I grew up in Fort Wayne, Indiana and went to the first magnet elementary school in the city. But, due to my family moving a few blocks out of the city school district, I was removed from the program and started a new school in the 4th grade. My new school lagged far behind academically and was much less diverse. Whereas my old school had an array of ethnic, cultural, and religious students, my new school was dominated by two very distinct groups: white kids and black kids.
Up to that point of my life, my concept of race was virtually non-existent. That suddenly changed because race was a polarizing factor in my school and neighborhood. Looking back, the most poignant of many experiences was the one time a black classmate asked told me “Wow! You’re the smartest kid in the school!”
Not knowing the difference between education and intelligence, I shrugged and agreed.
And then he said, “And you’re black! That is so cool!”
Such an observation seems innocuous when taken out of context.
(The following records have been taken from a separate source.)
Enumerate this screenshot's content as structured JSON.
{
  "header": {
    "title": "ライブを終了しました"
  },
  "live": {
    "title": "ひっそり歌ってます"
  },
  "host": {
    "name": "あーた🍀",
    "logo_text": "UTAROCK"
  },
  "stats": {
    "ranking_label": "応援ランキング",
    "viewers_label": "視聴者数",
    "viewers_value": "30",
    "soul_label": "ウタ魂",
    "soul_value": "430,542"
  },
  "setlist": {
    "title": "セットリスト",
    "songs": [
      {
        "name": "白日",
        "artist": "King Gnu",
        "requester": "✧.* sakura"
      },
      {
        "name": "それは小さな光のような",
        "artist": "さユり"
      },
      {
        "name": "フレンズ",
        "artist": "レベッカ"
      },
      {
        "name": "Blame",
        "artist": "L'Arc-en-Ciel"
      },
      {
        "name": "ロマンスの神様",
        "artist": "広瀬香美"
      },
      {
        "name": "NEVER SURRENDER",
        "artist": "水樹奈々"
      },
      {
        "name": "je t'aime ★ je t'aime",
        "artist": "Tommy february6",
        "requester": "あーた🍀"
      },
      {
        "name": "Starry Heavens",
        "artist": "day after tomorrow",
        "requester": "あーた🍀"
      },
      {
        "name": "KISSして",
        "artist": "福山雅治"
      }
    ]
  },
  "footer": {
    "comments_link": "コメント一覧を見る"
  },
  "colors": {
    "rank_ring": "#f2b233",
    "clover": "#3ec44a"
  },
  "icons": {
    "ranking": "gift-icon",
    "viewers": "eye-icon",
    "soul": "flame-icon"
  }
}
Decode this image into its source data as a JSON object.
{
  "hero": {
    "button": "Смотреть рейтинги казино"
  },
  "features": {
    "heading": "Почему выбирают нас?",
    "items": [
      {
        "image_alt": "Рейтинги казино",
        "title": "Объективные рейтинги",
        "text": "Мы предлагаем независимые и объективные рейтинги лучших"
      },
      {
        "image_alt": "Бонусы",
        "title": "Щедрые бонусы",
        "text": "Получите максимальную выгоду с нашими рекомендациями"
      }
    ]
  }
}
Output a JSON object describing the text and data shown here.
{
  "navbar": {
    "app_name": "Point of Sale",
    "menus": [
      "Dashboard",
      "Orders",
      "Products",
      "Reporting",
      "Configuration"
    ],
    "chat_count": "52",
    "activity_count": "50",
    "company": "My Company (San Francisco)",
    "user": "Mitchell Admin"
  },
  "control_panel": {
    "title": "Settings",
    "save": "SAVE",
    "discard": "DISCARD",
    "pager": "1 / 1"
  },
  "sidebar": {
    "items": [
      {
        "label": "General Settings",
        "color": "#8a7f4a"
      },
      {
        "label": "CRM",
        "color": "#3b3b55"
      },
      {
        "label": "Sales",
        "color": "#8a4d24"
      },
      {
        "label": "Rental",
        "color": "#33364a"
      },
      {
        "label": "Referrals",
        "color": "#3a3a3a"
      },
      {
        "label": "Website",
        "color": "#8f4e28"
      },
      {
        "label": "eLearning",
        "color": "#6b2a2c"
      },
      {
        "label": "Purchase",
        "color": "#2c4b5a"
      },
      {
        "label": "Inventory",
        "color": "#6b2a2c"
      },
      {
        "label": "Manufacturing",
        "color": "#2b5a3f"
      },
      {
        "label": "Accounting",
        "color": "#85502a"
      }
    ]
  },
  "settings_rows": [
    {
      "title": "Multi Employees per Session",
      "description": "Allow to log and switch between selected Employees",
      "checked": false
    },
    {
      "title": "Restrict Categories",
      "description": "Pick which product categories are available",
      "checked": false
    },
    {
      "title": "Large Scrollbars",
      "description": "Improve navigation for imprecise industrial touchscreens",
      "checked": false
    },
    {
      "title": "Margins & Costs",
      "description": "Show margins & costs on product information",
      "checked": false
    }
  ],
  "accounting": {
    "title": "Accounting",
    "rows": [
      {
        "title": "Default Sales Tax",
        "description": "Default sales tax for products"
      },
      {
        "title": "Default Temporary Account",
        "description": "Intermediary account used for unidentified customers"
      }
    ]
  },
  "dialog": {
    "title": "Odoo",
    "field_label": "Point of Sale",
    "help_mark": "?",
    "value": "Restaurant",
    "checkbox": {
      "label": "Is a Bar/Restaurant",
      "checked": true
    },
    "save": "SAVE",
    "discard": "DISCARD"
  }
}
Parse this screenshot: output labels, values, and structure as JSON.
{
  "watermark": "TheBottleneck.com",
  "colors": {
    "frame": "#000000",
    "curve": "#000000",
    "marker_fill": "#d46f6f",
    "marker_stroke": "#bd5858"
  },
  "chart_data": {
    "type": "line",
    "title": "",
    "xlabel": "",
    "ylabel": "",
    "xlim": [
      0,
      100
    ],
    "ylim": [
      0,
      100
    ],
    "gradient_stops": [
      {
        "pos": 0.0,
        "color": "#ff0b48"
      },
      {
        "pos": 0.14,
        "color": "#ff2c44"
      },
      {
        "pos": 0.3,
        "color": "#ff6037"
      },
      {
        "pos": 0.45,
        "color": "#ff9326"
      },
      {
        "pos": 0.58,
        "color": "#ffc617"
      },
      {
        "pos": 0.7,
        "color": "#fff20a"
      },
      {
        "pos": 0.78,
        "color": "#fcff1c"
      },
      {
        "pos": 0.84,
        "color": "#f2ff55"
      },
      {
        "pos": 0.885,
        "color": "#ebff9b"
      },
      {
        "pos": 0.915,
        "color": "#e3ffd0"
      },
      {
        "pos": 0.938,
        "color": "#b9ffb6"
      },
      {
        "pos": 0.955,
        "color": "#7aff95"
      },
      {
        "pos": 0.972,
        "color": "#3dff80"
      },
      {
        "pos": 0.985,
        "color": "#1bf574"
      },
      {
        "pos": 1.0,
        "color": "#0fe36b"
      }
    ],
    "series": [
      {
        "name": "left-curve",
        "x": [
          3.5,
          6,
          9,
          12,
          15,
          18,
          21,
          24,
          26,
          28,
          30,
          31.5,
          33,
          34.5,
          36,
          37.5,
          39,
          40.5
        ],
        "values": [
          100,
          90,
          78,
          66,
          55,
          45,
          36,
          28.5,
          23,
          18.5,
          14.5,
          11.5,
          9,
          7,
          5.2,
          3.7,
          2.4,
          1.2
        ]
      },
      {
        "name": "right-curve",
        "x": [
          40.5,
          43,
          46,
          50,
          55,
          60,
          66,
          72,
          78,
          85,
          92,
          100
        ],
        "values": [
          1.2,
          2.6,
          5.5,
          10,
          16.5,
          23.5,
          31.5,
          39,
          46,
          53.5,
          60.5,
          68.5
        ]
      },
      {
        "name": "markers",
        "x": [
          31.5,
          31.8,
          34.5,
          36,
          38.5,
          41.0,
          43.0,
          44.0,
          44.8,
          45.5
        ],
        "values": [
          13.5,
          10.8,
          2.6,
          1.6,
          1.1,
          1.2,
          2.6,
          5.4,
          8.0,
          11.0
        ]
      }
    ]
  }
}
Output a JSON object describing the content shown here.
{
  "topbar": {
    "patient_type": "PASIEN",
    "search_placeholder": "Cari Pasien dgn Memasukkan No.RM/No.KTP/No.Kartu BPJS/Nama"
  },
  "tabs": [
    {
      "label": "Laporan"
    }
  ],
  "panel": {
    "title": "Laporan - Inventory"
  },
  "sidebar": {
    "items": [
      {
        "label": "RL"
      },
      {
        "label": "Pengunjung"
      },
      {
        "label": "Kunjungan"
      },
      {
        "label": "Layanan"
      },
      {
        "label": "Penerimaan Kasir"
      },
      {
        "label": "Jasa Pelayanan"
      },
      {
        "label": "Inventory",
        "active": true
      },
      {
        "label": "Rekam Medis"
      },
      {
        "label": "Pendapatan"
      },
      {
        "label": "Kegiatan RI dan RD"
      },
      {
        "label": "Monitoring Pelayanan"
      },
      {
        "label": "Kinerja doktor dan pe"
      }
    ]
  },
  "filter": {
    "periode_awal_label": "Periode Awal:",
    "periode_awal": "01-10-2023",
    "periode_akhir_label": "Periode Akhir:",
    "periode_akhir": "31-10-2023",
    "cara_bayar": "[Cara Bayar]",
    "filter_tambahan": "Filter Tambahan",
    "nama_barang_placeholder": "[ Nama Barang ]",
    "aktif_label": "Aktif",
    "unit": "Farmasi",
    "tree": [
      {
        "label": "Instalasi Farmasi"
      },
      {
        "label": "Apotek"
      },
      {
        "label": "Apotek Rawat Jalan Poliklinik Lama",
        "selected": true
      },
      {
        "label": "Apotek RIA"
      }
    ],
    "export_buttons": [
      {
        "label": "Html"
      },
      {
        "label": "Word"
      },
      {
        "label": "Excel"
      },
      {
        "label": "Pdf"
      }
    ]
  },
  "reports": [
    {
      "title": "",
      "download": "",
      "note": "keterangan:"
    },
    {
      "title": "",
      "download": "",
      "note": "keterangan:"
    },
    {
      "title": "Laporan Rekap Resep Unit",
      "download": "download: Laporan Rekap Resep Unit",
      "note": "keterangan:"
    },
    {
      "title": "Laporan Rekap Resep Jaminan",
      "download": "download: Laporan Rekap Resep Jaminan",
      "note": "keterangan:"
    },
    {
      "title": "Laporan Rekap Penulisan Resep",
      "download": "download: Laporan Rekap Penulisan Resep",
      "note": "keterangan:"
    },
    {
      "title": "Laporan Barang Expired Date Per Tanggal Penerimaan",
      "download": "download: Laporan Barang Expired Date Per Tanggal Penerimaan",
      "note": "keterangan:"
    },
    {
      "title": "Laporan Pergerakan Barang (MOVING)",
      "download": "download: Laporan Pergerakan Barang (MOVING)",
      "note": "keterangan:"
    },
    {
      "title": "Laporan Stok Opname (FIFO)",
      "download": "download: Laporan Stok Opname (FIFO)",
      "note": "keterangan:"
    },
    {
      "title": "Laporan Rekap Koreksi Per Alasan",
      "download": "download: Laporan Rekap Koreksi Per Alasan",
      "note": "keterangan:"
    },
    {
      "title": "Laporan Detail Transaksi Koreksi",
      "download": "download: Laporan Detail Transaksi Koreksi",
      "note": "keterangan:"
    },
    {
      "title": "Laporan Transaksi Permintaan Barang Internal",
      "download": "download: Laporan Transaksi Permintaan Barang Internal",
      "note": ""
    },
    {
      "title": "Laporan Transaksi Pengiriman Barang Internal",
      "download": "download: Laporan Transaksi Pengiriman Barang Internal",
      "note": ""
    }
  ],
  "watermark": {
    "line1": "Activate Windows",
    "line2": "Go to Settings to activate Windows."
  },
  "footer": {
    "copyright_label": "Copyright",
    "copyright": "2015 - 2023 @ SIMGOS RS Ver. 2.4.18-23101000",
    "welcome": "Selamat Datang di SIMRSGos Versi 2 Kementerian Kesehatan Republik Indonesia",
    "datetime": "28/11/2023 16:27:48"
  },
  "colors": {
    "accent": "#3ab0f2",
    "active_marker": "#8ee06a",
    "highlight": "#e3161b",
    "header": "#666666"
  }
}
But over time, I realized that this statement was indicative of how many black students—even by the age of nine—assume a position of (at least, intellectual) inferiority to their white peers. It doesn’t take a sociologist to realize that if a kid doesn’t think he’s as good as someone else—for reasons beyond his control—the odds of that kid succeeding are lessened dramatically.
A black president, while not a cure-all by any stretch of the imagination, could help alleviate the presumption of self-doubt.
But would the net gain in collective self-esteem really offset the potential economic costs of an Obama presidency?
Senator Obama’s views on trade are murky, at best. If he decides to enforce “environmental standards”—i.e., a tax via treaty—consumer prices will rise to the detriment of all, but specifically poorer, Americans. His pronouncements to tax “windfall” profits of oil companies will indeed raise gas prices, thus putting further economic burden on the poor. And for healthcare? Well, while his “voluntary” plan looks better than Hillary Clinton’s mandatory plan on its face (remember that the federal income tax is also “voluntary”)—the results of existing Medicaid-type programs are hardly exemplary and, indeed, sometimes tragic.
But it isn’t as if the alternative is any better. Senator John McCain is a graduate of a service academy, a decorated war veteran, a self-described “maverick,” and has an aggressive foreign policy—all of which, some think, make him qualified to be president. Yet, all the same could be said of George Armstrong Custer—and we all know how well that turned out.
So, I can pick a candidate that fills people—and specifically black people, my people—with a sense of pride as he simultaneously makes us poorer and less likely to overcome the substantial obstacles in the way; or I can pick one that may possibly send young people into bloody confrontations with the reemerging powers of the world at a cost of blood and treasure not yet calculable.
I think I’ll just flip a coin-- Heads: they win; Tails: we lose.